Ask an ordinary Syrian on the street, even those in the anti-regime camp, and they would say: “America wants a weak Syria, and to do that, it wants the conflict in Syria to drag on. They want it to eat away at the nation from within. Democracy for Syria is not what decision-makers in Washington are after.” They draw parallels between Syria today and where Iraq stood in 1991, shortly after the second Gulf War. It took 12-years for the Americans to take serious action on Iraq. Meanwhile, Iraq withered away domestically, decaying from civil strife, poverty despite its oil wealth and sanctions.
Despite all the setbacks, the entire world, apparently, has put its full weight behind the Kofi Annan Peace Plan. Many in western circles admit that if it doesn’t work, then the Europeans and Americans don’t have a Plan B. For now, the international community has altered its rhetoric, from calling on Al Assad to step down into asking him to stop the violence, which offers de facto recognition and raises eyebrows and alarm bells for the Syrian opposition. The double-veto at the UN means that there will be no military strike for now and that either Syria will indeed be willingly forgotten by the world, or that at some point — after a new US president reaches the White House in January 2013 — the international community might get engaged in a Kosovo-like operation, without a UN mandate. Members of the opposition who lost hope in US involvement are pinning it on French President-elect Francois Hollande who has said that he would only support military action “if done within a UN framework.”
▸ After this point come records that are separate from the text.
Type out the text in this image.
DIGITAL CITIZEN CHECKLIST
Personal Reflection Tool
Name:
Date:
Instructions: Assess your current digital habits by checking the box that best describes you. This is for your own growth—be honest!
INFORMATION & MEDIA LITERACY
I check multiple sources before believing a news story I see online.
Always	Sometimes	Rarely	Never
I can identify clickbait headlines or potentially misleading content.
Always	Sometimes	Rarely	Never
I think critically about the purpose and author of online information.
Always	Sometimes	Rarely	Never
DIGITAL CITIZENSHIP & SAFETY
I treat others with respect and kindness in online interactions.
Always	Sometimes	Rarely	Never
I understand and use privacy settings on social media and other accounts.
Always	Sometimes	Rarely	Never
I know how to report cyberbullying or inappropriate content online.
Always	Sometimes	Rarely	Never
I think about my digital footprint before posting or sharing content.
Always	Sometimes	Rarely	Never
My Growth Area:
Military intervention, however, is not what sensible Syrians are after. Military intervention means more deaths, and currently, the prime objective of the people of Syria is to stop the killing, rather than increase it threefold. When that happens, a democratic process needs to start, but as of today, 14-months into the Syrian uprising, none of the steps seem close to materialisation.
Sami Moubayed is editor-in-chief of Forward Magazine.